Q : Quel était le meilleur conseil qu'il vous a donné au sujet du métier d'acteur ?
SPELEERS : Il a dit soyez toujours vous-même et fondamentalement ne laissez quiconque vous pousser. Mais il m'a également expliqué : tenir son entrainement. Il m'a donné des choses à faire pour la suite. Regardez certains types de films, quel sorte de script je devrais rechercher. Il a mentionné beaucoup au sujet de la formation, que j'ai prise à grande considération et c'est mon prochain plan.
Q : Vous avez mentionné avoir eu des conversations avec l'auteur.
SPELEERS : Et bien, elles ont seulement eue lieu pour la production et juste pour avoir un contact. La première conversation que nous avons tenue était il y a environ deux mois après que je sois revenu de Vancouver. On s'est vu seulement 5 minutes et ensuite nous avons discutés au téléphone pendant environ une heure et demi. C'était un genre de première réunion. Alors nous avons eu l'occasion de se réunir réellement à New York juste avant le festival de film de Toronto. Il y a deux semaines. Il a commencé à me donner des conseils au sujet de la façon de se préparer, comment s'adresser aux fans. Tout ce genre de chose. Je lui ai parlé du film et il m'a posé certaines questions. Par exemple, au sujet de Saphira et de moi, je lui a dit que j'ai essayé d'imaginer le dragon comme une sorte de mélange entre mon meilleur ami et ma mère. Et il a dit que c'est exactement ce qu'il fallait que je fasse. L'entendre dire cela a m'a rendu très heureux.
Q : Que dis votre maman à ce sujet ?
SPELEERS : Et bien, elle n'a pas était chercher ce que vos coéquipiers sont actuellement en train d'imprimer (pendant l'interview) [rires]
Q : Êtes-vous disposé pour la célébrité, lorsque des fans verrons le films et vous découvrirons ?
SPELEERS : Je ne sais pas comment je peux me préparer à cela. La chose au sujet de tout est la renommée, si je décide de poursuivre ma carrière. Si la renommée vient avec elle, ce serait génial. Mais mon travail ne consiste pas de poursuivre la renommée.
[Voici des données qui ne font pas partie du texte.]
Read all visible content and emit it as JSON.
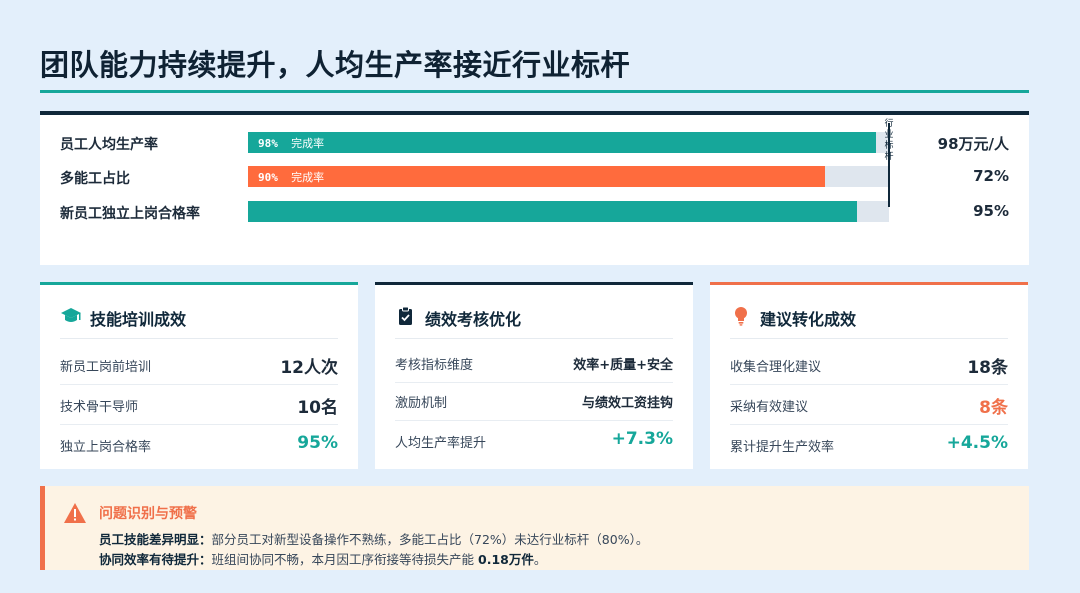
{
  "page": {
    "title": "团队能力持续提升，人均生产率接近行业标杆"
  },
  "kpi": {
    "benchmark_label": "行业标杆",
    "rows": [
      {
        "label": "员工人均生产率",
        "fill_pct": 98,
        "fill_percent_text": "98%",
        "fill_suffix": "完成率",
        "value": "98万元/人",
        "color": "#16a79a"
      },
      {
        "label": "多能工占比",
        "fill_pct": 90,
        "fill_percent_text": "90%",
        "fill_suffix": "完成率",
        "value": "72%",
        "color": "#ff6b3d"
      },
      {
        "label": "新员工独立上岗合格率",
        "fill_pct": 95,
        "fill_percent_text": "",
        "fill_suffix": "",
        "value": "95%",
        "color": "#16a79a"
      }
    ]
  },
  "cards": {
    "training": {
      "title": "技能培训成效",
      "icon": "graduation-cap-icon",
      "rows": [
        {
          "label": "新员工岗前培训",
          "value": "12人次"
        },
        {
          "label": "技术骨干导师",
          "value": "10名"
        },
        {
          "label": "独立上岗合格率",
          "value": "95%"
        }
      ]
    },
    "performance": {
      "title": "绩效考核优化",
      "icon": "clipboard-check-icon",
      "rows": [
        {
          "label": "考核指标维度",
          "value": "效率+质量+安全"
        },
        {
          "label": "激励机制",
          "value": "与绩效工资挂钩"
        },
        {
          "label": "人均生产率提升",
          "value": "+7.3%"
        }
      ]
    },
    "suggestions": {
      "title": "建议转化成效",
      "icon": "lightbulb-icon",
      "rows": [
        {
          "label": "收集合理化建议",
          "value": "18条"
        },
        {
          "label": "采纳有效建议",
          "value": "8条"
        },
        {
          "label": "累计提升生产效率",
          "value": "+4.5%"
        }
      ]
    }
  },
  "alert": {
    "title": "问题识别与预警",
    "icon": "warning-triangle-icon",
    "items": [
      {
        "label": "员工技能差异明显：",
        "text": "部分员工对新型设备操作不熟练，多能工占比（72%）未达行业标杆（80%）。"
      },
      {
        "label": "协同效率有待提升：",
        "text": "班组间协同不畅，本月因工序衔接等待损失产能 ",
        "highlight": "0.18万件",
        "tail": "。"
      }
    ]
  },
  "colors": {
    "teal": "#16a79a",
    "navy": "#10283a",
    "orange": "#f0704a",
    "background": "#e3effb"
  }
}
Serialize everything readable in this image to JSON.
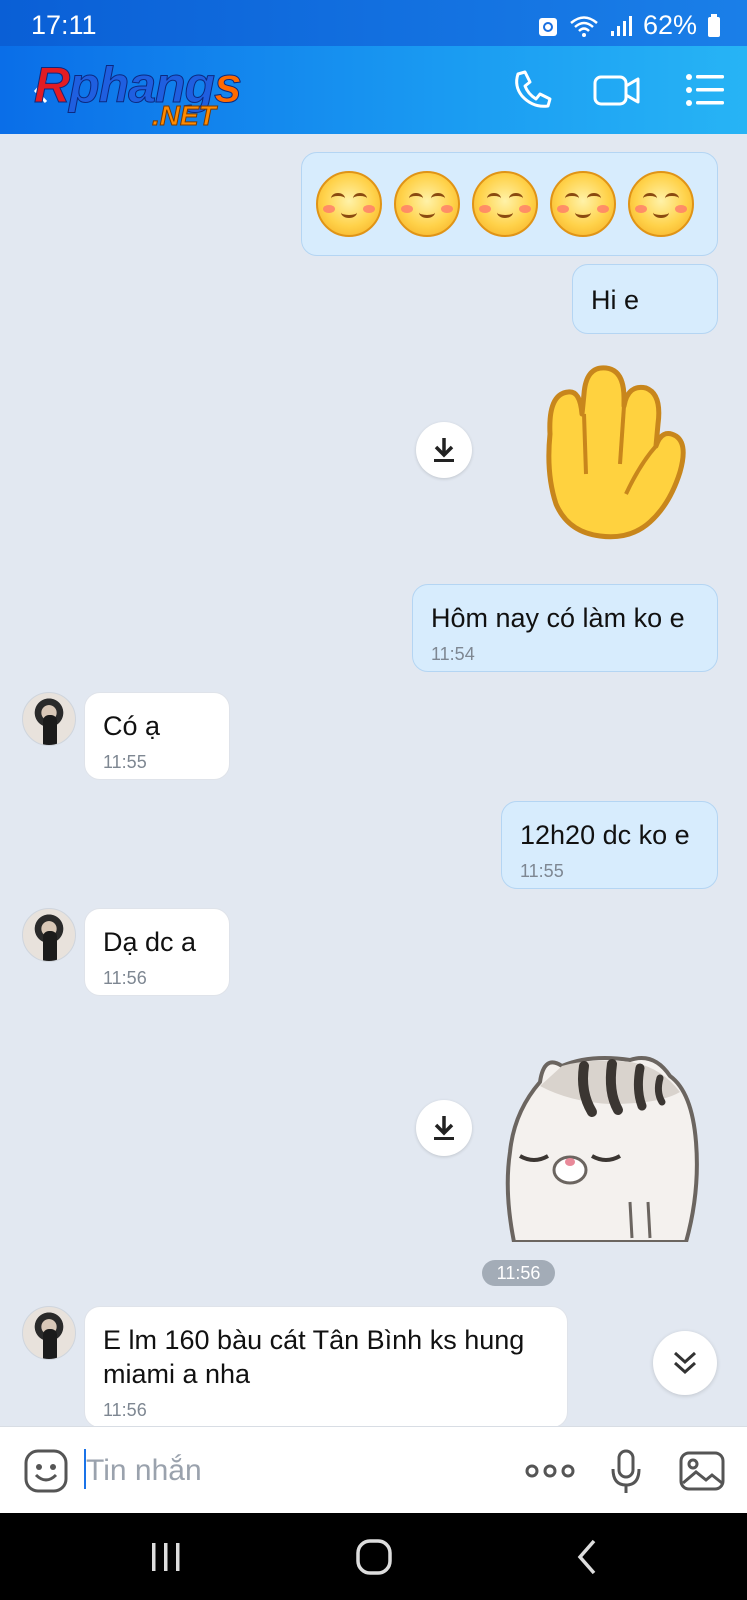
{
  "status_bar": {
    "time": "17:11",
    "battery": "62%"
  },
  "header": {
    "logo_part1": "R",
    "logo_part2": "phang",
    "logo_part3": "s",
    "logo_domain": ".NET"
  },
  "messages": [
    {
      "side": "sent",
      "type": "emoji_row",
      "emoji": "blushing-smile-emoji",
      "count": 5
    },
    {
      "side": "sent",
      "type": "text",
      "text": "Hi e"
    },
    {
      "side": "sent",
      "type": "sticker",
      "sticker": "raised-hand-sticker"
    },
    {
      "side": "sent",
      "type": "text",
      "text": "Hôm nay có làm ko e",
      "time": "11:54"
    },
    {
      "side": "received",
      "type": "text",
      "text": "Có ạ",
      "time": "11:55"
    },
    {
      "side": "sent",
      "type": "text",
      "text": "12h20 dc ko e",
      "time": "11:55"
    },
    {
      "side": "received",
      "type": "text",
      "text": "Dạ dc a",
      "time": "11:56"
    },
    {
      "side": "sent",
      "type": "sticker",
      "sticker": "tabby-cat-sticker",
      "time": "11:56"
    },
    {
      "side": "received",
      "type": "text",
      "text": "E lm 160 bàu cát Tân Bình ks hung miami a nha",
      "time": "11:56"
    }
  ],
  "composer": {
    "placeholder": "Tin nhắn"
  },
  "colors": {
    "header_start": "#0a6ee8",
    "header_end": "#27b4f5",
    "chat_background": "#e2e8f1",
    "sent_bubble": "#d7ecfd",
    "received_bubble": "#ffffff"
  }
}
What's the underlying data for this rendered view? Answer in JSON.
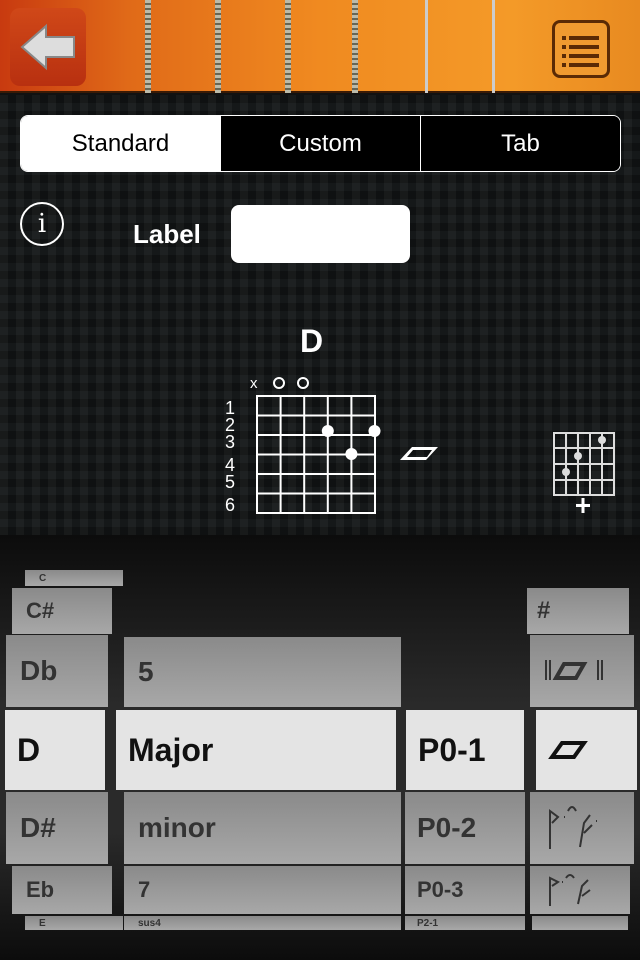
{
  "header": {
    "back_icon": "back-arrow-icon",
    "menu_icon": "list-menu-icon"
  },
  "tabs": [
    {
      "label": "Standard",
      "selected": true
    },
    {
      "label": "Custom"
    },
    {
      "label": "Tab"
    }
  ],
  "label_field": {
    "label": "Label",
    "value": ""
  },
  "chord": {
    "name": "D",
    "string_markers": [
      "x",
      "o",
      "o"
    ],
    "fret_numbers": [
      "1",
      "2",
      "3",
      "4",
      "5",
      "6"
    ],
    "strum_icon": "strum-symbol-icon",
    "add_icon": "add-chord-diagram-icon"
  },
  "picker": {
    "roots": [
      "C",
      "C#",
      "Db",
      "D",
      "D#",
      "Eb",
      "E"
    ],
    "types": [
      "5",
      "Major",
      "minor",
      "7",
      "sus4"
    ],
    "positions": [
      "P0-1",
      "P0-2",
      "P0-3",
      "P2-1"
    ],
    "symbols": [
      "#",
      "repeat-strum-icon",
      "strum-icon",
      "ornament-icon",
      "ornament-icon",
      "ornament-icon"
    ],
    "selected": {
      "root": "D",
      "type": "Major",
      "position": "P0-1"
    }
  }
}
Il consiste de suivre mon métier d'acteur, mais si la renommée suit avec, c'est très bien.
Q : Quel était le plus grand choc pour vous en faisant votre premier long métrage ?
SPELEERS : Comme il était lent et sanglant. Dites-vous que, je suis employé à être sur la scène. Une heure et demi. Bang, bang, bang. Pour une scéance de dix heures vous avez fait deux lignes. Mais en même temps, ça a été quelque chose que j'ai appris à apprécier. C'était très bien. C'était bizarre pour commencer, mais j'ai toujours eu des cripts géniaux et l'équipe autour de moi me rassurée, je n'ai pas été stressé à propos de cela. J'ai toujours était cool, toujours été énergique tout au long de la journée.
Q : Quelles étaient les parties les plus dures et les plus faciles à faire dans ce film ?
SPELEERS : Bien, il n'y avait aucune partie un peu facile, je ne pense pas. Beaucoup étaient agréables. Une partie dure était une partie enrichissante. Certaines des scènes avec le dragon étaient évidemment délicates, et il y a quelques scènes brèves près de la fin du film - je ne sais pas comment elles vont se trouver là - mais elles étaient très difficiles à faire car c'étaient des parties très émotives. Nous verrons avec cela ce qui se produira en décembre.
Q : Combien de temps à duré le tournage ?
SPELEERS : Et bien, avec le tournage et les pauses, environ une année. Nous avons passé quatre mois en Hongrie et en Slovaquie l'été passé et alors nous avons eu une coupure. Alors nous sommes allés aux studios de Pinewood faire les réglages avec le dragon et cela a pris environ huit semaines. Alors nous avons eu une coupure minuscule et sommes alors allés à Vancouver pendant un mois.
Q : Êtes-vous engagé pour des suites ?
SPELEERS : Je suis engagé mais je peux évidemment me faire jeté [rires]
Q : Ainsi vous avez signé pour deux films ?
SPELEERS : Pour les deux prochains, ouais. Alors nous devons inciter Christopher à en écrire encore plus.
J'aimerais continuer à faire cette trilogie et j'aime tellement jouer le personnage, si tout va bien, ce que je referais de nouveau.